Une Cubaine résidant en Suriname est devenue la voix de l'alarme pour sa communauté après avoir publié le 1er juillet une vidéo sur TikTok dans laquelle elle avertit d'autres femmes cubaines de ne plus ramener d'hommes de l'île, qu'elle décrit comme des « fainéants », des « profiteurs » et des « parasites ».
La tiktokeuse, identifiée comme Mama Nessa (@mama.nessa70), a lancé son message sur un ton direct et sans détour : « Ne continuez pas à amener ces paresseux de Cuba, ne vous sacrifiez pas pour ces profiteurs, car quand ils arrivent ici à Suriname, ils abusent d'eux, leur prennent de l'argent, leur donnent des coups et les abandonnent ».
Le clip de 58 secondes a accumulé près de 23 000 vues, plus de 1 500 j'aime et 141 commentaires, ce qui reflète l'écho qu'il a eu au sein de la communauté cubaine dans ce pays sud-américain.
Avec ironie, la femme a même recommandé que les Cubaines investissent dans leurs animaux de compagnie plutôt que dans leurs partenaires : « Amenez plutôt les chiens. Si vous avez laissé le chien à Cuba, ramenez le chien, car le chien ne vous quittera pas. Investissez dans votre chien, dans votre chat ».
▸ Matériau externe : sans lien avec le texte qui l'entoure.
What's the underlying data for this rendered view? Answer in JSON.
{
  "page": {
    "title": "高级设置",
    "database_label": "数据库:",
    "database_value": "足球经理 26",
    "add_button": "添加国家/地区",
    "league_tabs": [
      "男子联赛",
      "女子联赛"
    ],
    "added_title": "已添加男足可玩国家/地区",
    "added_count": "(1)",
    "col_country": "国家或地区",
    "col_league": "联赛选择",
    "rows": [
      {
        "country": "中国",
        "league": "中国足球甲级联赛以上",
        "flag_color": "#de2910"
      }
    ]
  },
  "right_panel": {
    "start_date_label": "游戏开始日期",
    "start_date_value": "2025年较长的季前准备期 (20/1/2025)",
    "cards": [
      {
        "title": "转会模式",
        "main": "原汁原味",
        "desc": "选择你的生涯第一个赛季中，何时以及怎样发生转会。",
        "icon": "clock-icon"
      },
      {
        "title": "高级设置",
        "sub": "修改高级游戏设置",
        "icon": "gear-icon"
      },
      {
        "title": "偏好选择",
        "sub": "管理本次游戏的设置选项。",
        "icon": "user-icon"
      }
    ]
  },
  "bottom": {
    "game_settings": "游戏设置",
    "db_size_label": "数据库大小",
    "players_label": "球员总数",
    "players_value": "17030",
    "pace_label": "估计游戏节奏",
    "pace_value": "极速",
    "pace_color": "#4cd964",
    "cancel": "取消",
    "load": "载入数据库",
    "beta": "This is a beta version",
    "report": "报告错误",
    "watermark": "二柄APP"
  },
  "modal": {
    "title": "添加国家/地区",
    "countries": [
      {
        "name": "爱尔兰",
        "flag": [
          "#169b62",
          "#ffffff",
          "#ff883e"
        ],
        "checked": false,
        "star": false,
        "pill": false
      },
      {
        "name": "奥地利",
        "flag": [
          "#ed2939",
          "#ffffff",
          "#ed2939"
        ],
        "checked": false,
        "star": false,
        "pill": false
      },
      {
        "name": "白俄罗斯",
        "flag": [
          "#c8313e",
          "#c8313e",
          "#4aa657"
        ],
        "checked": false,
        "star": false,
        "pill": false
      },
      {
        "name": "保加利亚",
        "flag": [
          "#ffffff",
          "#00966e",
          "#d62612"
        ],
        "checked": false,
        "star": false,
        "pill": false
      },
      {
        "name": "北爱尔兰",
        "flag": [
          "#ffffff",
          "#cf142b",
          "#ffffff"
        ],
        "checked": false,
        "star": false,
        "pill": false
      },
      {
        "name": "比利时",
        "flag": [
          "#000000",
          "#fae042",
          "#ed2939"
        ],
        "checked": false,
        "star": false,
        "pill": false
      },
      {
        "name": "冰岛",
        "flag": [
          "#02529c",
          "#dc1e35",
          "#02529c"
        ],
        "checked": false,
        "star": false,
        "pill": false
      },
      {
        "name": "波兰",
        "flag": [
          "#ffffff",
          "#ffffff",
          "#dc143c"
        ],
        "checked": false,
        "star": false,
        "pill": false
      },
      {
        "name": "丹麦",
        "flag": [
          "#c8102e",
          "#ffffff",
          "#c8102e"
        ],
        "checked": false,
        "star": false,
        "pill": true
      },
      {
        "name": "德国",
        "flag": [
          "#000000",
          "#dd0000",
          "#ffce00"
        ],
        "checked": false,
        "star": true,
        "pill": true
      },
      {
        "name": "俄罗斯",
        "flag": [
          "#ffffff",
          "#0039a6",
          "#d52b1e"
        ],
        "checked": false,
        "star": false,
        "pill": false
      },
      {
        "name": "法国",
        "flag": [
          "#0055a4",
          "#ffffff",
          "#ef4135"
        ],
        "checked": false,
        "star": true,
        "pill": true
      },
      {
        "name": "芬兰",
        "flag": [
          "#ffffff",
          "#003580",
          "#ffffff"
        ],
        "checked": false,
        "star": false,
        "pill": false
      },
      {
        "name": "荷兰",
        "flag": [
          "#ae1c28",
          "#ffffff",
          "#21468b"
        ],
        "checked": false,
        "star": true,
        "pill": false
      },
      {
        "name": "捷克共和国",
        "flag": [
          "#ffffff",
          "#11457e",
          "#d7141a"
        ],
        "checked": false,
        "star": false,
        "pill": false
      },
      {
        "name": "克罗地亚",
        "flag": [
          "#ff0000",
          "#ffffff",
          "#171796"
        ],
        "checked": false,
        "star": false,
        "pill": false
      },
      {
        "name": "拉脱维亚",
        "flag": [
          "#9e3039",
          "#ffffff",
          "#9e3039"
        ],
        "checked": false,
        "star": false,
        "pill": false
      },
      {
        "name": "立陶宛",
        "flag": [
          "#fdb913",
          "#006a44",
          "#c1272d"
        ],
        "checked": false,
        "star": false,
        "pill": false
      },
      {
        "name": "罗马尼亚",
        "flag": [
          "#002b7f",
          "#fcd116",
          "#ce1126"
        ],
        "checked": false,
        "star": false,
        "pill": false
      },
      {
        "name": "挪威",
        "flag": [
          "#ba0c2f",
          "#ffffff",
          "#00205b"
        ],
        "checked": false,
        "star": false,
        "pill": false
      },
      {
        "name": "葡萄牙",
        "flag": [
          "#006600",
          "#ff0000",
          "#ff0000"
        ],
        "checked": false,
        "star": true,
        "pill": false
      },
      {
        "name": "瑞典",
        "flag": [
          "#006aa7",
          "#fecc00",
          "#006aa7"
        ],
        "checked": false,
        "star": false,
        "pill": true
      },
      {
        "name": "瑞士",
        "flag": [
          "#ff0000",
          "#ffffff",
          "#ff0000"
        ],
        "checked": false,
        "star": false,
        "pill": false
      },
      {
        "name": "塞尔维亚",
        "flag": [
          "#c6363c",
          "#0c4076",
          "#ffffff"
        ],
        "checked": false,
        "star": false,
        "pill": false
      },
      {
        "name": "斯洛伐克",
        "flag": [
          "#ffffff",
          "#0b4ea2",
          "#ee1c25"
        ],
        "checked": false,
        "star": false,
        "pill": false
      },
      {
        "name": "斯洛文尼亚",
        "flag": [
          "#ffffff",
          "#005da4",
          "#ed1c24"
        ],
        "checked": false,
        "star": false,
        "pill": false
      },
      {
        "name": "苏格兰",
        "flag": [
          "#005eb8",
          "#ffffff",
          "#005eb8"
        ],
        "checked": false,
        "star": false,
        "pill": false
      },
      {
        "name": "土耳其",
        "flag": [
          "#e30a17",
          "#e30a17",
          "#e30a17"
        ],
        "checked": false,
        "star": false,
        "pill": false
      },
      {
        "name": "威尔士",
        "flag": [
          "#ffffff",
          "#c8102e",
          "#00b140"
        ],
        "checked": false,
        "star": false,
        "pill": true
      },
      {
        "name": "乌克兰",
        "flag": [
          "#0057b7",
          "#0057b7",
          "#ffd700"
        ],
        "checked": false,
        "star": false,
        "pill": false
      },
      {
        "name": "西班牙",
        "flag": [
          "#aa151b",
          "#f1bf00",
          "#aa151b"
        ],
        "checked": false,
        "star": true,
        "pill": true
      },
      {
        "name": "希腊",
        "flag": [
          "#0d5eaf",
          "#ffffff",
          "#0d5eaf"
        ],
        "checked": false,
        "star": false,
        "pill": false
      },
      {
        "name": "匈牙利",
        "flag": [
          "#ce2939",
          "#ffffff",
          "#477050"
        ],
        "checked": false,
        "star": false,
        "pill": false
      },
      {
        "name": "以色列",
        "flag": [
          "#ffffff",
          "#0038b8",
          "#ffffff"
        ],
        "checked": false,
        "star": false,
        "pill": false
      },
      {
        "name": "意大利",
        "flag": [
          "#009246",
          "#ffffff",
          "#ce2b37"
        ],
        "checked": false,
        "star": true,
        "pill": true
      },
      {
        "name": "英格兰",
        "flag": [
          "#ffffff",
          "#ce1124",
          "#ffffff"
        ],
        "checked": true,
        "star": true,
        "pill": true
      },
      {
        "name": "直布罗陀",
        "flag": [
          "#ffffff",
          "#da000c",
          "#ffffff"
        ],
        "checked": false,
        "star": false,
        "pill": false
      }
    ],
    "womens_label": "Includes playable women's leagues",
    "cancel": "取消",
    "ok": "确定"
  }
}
La vidéo se termine par une phrase percutante : « Laissez ces scories à Cuba, ça vous regarde. Laissez ces scories à Cuba ».
Le message résonne dans un contexte de présence cubaine croissante au Suriname, un pays qui est devenu l'un des principaux points de transit vers les États-Unis et l'Union européenne. Entre janvier et juin 2025, près de 9 000 cubains sont entrés sur le territoire surinamais, et l'on estime que plusieurs dizaines de milliers y demeurent sans enregistrement officiel depuis 2019.
Cette arrivée massive a généré des tensions internes au sein de la communauté elle-même, notamment en ce qui concerne la situation des femmes migrantes, qui font face à des risques documentés allant de la violence conjugale aux réseaux de traite des êtres humains.
En juin 2026, une Cubaine a réussi à échapper à un réseau de traite qui l'obligeait à se prostituer au Suriname, ce qui a conduit à l'arrestation d'un citoyen cubain et d'un Surinamais.
En juillet 2025, la cubaine Yailín Torres, âgée de 35 ans, a été assassinée au Suriname devant sa fille de trois ans. Et le 9 juillet 2026, la jeune Ransay Puga, de Camagüey, est décédée dans un accident de moto à Paramaribo.
Selon des données d'organisations indépendantes de suivi, 12 Cubaines ont été victimes de féminicide à l'étranger rien que dans les premiers mois de 2026, et 83,3 % de ces crimes sont perpétrés par le partenaire ou l'ancien partenaire.
Le phénomène de l'homme qui vit aux dépens d'une femme est un sujet récurrent dans le débat culturel cubain, tant à l'intérieur de l'île que dans la diaspora. Cependant, la vidéo de Mama Nessa le place dans un contexte concret et a des conséquences réelles pour des milliers de femmes qui ont émigré seules ou qui ont financé le voyage de leurs partenaires.
«Vous êtes responsables de la présence de tant d'hommes effrontés, profiteurs et avares ici au Suriname», a conclu la tiktokeuse, désignant directement ceux qui, selon elle, entretiennent ce cycle.